Tesco sometimes takes a few knocks in the press. Most recently for not allowing people wearing pyjamas into their stores and another for asking a father, for safety reasons, to leave a store because he was balancing his six-year old child on his shoulder. Frankly I don’t want to shop were people are running around in their old flannel pyjamas (it’s never going to be sexy French lace nighties) so I for one applaud this decision and as for the dad with his kid on his shoulders, sure it’s petty but we have a government obsessed with health and safety rules and a big brother mentality. So no need to shoot the messenger in this case the Tesco security guard.

Over the past 18 months I’ve become a fan of Tesco. As a company they have achieved incredible results in a very competitive industry. Tesco have streaked ahead of their competitors over the past 20 years because they understand what their customers want and shrewd management and marketing have kept them ahead of the competition. At the end of last year I had the privilege of being invited to do my Mind the Gap keynote presentation on generational marketing at the Tesco Marketing away day and I got further insight into Tesco, you can read about these insights here.

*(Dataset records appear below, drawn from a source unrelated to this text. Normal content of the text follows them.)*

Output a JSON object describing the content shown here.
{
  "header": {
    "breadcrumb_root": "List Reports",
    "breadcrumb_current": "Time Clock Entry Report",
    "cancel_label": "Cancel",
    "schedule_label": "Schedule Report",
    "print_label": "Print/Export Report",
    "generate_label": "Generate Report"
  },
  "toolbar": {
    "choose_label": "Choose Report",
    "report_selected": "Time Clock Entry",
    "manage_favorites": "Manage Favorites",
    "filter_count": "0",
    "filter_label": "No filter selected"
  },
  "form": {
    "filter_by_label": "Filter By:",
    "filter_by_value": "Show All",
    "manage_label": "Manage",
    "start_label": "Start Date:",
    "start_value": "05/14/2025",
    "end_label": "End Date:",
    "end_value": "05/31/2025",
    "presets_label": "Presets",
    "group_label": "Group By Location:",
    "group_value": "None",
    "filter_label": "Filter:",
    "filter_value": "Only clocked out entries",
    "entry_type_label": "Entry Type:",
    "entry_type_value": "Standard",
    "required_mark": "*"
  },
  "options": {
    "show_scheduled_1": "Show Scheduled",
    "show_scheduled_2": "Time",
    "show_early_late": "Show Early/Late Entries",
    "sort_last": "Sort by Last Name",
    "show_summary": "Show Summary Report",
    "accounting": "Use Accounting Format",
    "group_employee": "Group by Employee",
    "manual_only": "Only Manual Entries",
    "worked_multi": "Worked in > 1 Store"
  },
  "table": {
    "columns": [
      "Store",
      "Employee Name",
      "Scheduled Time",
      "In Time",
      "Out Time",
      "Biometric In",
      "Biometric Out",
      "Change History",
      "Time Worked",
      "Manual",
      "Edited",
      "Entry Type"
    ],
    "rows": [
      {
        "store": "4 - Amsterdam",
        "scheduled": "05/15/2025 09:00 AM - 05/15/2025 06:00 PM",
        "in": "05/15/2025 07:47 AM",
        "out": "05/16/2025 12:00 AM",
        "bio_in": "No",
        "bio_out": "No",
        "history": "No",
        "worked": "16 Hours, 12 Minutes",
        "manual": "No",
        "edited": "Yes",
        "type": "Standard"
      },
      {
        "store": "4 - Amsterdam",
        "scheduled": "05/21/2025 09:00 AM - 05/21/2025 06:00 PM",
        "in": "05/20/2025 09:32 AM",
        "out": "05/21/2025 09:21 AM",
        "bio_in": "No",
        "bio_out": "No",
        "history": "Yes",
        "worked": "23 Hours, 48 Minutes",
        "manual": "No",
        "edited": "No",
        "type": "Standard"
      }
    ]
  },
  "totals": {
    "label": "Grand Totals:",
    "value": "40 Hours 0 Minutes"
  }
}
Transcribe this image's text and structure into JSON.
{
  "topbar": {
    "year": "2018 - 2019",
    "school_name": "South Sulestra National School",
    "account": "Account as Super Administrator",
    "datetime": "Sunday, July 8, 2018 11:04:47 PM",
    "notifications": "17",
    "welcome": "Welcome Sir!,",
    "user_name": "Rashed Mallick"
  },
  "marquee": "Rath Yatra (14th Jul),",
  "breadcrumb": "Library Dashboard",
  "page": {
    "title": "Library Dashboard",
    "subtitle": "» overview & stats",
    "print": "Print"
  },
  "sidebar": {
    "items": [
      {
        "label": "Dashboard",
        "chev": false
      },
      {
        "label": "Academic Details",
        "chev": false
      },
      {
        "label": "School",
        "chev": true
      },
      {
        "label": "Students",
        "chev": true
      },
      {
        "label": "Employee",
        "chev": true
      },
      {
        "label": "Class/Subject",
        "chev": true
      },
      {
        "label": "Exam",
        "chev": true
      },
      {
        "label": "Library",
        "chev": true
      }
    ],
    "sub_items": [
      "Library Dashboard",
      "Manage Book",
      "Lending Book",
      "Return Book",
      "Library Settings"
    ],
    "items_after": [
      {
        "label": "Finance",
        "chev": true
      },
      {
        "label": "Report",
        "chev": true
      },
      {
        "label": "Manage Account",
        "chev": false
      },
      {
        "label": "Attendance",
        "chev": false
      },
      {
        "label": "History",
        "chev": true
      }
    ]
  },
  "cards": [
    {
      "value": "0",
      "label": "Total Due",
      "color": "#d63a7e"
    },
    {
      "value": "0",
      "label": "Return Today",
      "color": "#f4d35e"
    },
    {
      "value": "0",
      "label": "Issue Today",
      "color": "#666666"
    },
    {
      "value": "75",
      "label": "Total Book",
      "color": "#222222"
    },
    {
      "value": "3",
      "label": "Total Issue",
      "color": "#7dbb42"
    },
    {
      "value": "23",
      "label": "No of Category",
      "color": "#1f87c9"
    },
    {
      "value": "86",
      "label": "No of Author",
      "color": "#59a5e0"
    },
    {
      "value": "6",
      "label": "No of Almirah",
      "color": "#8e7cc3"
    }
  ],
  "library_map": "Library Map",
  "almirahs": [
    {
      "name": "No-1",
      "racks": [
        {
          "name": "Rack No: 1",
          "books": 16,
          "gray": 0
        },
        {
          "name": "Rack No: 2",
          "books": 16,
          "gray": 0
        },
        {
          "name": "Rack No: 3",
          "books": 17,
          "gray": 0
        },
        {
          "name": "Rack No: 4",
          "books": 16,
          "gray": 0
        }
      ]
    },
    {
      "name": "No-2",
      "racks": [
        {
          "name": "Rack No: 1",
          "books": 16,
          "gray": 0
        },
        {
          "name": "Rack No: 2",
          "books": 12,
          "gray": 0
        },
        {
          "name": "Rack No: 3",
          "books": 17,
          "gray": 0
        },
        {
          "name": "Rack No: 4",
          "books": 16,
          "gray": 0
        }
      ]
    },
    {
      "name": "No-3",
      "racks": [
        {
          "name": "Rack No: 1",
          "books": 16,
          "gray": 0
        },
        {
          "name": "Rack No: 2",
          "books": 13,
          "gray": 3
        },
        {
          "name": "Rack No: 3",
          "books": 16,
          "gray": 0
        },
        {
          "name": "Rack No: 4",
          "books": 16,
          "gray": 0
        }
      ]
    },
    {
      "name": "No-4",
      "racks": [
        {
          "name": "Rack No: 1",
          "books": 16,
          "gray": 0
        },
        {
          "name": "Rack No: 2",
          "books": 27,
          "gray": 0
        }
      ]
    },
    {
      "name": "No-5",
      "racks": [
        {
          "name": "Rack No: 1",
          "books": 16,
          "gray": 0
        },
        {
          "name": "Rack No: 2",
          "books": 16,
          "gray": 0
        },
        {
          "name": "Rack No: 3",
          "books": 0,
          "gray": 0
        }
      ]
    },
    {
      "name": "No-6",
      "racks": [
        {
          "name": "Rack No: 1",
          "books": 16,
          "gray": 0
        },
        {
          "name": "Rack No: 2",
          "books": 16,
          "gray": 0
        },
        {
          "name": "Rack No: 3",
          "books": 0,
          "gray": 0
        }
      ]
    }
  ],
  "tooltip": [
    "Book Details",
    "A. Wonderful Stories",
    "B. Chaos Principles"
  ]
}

This week Tesco launched the world’s first “zero-carbon” emission store as part of its bid to be a carbon neutral company by 2050. The shop, in Ramsey, Cambridgeshire, is timber-framed rather than steel, and uses skylights and sun pipes to cut lighting costs. It also has a combined heat and power plant powered by renewable bio-fuels, exporting extra electricity back to the national grid. In addition the refrigerators – one of the biggest blackspots for food retailers trumpeting their green credentials – have doors to save energy and harmful HFC refrigerant gases have been replaced. The new store, cost 30% more to build, but it uses 50% less energy, and with oil costs on the increase the business case sells itself.

To coincide with the Ramsey opening, the supermarket chain said it intended to spend more than £100m with green technology companies, although Leahy was unsure of the level of supermarket’s current spend on this.

Tesco has been at the forefront of the grocers’ race to be green. The UK’s biggest supermarket has provided £25m of funding for the University of Manchester to set up a sustainable consumption institute, and has a 10-point community plan, with pledges to increase local sourcing and to consult local communities in an attempt to be viewed as a good neighbour.